I am trying to use my output from Qiime2 in picrust 2.
In total i have around 9,000 input sequences.
Is 3,751 being removed/aligning poorly means I am doing something wrong or if that level of filtering is normal?
MY first time using picrust2, and wondering if I am inputing the data wrong or something?
(picrust2) picrust2_out_pipeline % place_seqs.py -s ../seqs.fna -o out.tre -p 1 \
**Warning - 3751 input sequences aligned poorly to reference sequences** (--min_align option specified a minimum proportion of 0.8 aligning to reference sequences). These input sequences will not be placed and will be excluded from downstream steps
Depends on the input, environment of the samples, etc.
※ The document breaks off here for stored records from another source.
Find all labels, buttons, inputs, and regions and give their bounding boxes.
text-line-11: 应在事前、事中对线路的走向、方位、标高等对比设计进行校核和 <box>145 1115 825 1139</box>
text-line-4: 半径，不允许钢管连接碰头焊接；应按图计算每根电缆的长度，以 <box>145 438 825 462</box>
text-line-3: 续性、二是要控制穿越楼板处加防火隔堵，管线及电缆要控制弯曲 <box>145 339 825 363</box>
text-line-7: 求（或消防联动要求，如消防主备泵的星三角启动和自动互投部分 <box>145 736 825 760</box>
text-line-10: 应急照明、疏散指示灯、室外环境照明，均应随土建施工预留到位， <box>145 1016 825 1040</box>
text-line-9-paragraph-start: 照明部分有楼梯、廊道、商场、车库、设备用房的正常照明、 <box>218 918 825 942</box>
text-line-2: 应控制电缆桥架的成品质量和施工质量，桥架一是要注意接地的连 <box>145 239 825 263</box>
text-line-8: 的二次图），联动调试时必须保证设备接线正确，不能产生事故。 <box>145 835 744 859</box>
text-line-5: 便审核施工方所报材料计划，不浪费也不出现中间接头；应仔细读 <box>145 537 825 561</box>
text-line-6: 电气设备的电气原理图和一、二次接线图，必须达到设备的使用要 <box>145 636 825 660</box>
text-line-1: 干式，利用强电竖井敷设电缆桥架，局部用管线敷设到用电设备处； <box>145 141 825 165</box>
That means, that in your sample that many sequences don't have a good reference within PICRUSt2. Be careful with interpretation, because 40% of your data won't be used for predictions.
i see. is this range typical? or hard to say without more context? I used the following:
- FASTQ reads were trimmed, and then filtered to remove reads containing Ns, or with maximum [expected errors] >=2.
- For ASVs passing inference, chimeras were removed before taxonomic assignment
- Samples with fewer than 1,000 sequences were discarded.
- ASVs accounting for less than one millionth of all pass-filter reads were discarded
im wondering if there is any quality check i can do to ensure the samples are adequate?
What type of environment are you sequencing? This seems high for human gut, but normal (at least as far as I know) for environmental samples. It may be worth checking with the PICRUSt folks though - they'll have a much better handle.
As for a sanity check, I would do your typical 16S analyses on the data that you're providing as input to PICRUSt (i.e., same filters/etc applied) and make sure that that aligns with an expectations you have about the samples.